Hermesias

    Hermesias

    **The desire for moly**

    Hermesias
    c.ai

    The gods gave moly to mortals as protection—white petals, black stem, grown at the edge of magic and dream. It was never meant for divine lips.

    But Hermes, god of roads and wrong turns, took it anyway.

    He plucked the flower under a moonless sky, turning it in his hand like a secret. He was tired of rules, tired of pretending he was untouched by longing. So he bit into it, bitter and cold, and waited.

    The effects were not as expected.

    It wasn’t sleep, nor poison. It was ache. A heat beneath the skin, a looseness in the limbs, like wine mixed with memory. His thoughts unraveled—past, present, and desire threading into one.

    And in that soft, delirious blur, he thought only of Tiresias.

    The one who never ran. The one who sat, still as stone, in the grove beyond Thebes, blind eyes turned always toward the truth.

    Hermes stumbled there, barefoot and wind-tossed, moly in his blood like fire in water. Tiresias sat beneath the fig tree, as he always did, head tilted as if hearing footsteps before they formed.

    “You’re not walking,” Tiresias said softly. “You’re falling.”

    Hermes dropped to his knees before him. His breath trembled. The god, the trickster, the untouchable, was trembling.

    “I took the moly,” he whispered. “And I can’t… I can’t stop wanting you.”

    Tiresias said nothing. He only reached out, touched Hermes’ face with fingers worn from prophecy. He traced the line of his jaw, the curve of his mouth, as if reading a sacred text written in flesh.

    Hermes leaned in. The kiss was sudden—but not stolen. It was surrendered.

    It was the kind of kiss that should not exist between god and mortal, not in the way it burned. Not in the way it healed.

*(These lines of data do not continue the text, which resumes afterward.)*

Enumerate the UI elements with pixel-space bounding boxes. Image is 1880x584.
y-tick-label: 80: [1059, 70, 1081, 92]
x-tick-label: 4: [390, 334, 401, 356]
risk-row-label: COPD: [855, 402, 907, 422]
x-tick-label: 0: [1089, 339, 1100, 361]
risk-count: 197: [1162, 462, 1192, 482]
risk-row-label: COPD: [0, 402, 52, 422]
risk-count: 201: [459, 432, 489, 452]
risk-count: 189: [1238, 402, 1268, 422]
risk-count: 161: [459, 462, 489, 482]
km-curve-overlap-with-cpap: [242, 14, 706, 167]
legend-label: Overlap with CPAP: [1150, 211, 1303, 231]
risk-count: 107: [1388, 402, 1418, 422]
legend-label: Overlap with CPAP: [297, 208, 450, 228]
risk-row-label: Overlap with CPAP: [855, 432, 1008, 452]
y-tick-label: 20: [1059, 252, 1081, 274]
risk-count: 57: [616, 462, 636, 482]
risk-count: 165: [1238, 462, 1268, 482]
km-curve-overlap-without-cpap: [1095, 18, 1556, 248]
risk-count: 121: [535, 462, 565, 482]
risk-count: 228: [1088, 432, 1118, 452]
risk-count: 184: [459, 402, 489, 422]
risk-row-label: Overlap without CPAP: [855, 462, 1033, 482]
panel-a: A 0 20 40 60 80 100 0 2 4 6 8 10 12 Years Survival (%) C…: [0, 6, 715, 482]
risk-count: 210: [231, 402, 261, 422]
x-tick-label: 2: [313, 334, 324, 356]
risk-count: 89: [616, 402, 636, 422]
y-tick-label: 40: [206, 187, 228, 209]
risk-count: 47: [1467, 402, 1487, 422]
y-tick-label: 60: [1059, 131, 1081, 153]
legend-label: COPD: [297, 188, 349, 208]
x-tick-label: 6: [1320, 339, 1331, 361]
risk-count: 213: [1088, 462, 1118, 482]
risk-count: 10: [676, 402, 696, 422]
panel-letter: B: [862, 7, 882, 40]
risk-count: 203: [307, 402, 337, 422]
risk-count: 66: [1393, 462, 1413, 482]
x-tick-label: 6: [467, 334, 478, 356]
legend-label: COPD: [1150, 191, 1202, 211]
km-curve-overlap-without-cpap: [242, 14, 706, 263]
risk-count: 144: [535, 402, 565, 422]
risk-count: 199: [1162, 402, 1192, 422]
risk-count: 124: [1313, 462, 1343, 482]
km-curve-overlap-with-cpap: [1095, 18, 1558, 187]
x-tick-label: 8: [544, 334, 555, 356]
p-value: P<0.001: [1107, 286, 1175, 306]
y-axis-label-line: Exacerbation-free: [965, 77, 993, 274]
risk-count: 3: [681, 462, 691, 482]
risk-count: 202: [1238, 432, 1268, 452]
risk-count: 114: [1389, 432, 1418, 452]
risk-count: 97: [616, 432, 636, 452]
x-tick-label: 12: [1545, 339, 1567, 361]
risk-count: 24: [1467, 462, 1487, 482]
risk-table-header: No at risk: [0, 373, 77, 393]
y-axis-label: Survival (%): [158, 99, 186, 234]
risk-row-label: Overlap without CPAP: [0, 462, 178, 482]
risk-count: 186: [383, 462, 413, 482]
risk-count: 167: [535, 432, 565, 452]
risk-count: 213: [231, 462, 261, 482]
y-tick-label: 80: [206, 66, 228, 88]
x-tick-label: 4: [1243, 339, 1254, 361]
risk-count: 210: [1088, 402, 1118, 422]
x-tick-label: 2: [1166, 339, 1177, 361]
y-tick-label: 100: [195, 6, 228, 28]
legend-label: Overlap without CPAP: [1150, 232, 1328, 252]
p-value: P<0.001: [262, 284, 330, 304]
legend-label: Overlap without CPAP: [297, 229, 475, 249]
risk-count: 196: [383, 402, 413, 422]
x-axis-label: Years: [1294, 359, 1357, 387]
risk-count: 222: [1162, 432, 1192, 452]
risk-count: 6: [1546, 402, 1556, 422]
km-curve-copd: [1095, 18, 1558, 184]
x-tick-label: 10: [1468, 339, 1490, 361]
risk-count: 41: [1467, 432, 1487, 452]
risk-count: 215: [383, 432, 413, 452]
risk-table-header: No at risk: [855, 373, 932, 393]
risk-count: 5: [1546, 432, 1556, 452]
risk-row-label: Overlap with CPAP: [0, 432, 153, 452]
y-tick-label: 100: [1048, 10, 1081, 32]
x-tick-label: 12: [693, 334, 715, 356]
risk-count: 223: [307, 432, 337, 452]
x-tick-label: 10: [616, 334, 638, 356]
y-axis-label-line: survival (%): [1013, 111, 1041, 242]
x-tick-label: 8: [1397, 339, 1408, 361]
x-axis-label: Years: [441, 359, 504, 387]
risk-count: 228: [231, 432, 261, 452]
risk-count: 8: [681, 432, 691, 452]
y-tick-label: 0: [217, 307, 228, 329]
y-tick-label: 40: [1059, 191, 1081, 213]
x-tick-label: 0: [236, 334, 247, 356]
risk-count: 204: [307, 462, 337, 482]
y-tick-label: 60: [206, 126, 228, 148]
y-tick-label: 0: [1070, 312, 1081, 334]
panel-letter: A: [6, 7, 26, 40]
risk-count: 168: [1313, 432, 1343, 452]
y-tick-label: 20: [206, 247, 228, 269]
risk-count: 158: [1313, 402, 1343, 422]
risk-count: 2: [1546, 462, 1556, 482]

    He clung to Tiresias like a man drowning, hands grasping at linen and skin and silence. “Don’t let me go,” he said. “Please.”

    Hermes wept then—quietly, without shame. Not for the moly. Not for the kiss. But for all the centuries he had passed by love, thinking it a place he could never stop long enough to touch.

    Hermes buried his face in his neck, wings limp, heart raw.

    And in the still grove, beneath the watching sky, a god rested.

    Not because he was defeated.

    But because he was, at last, seen.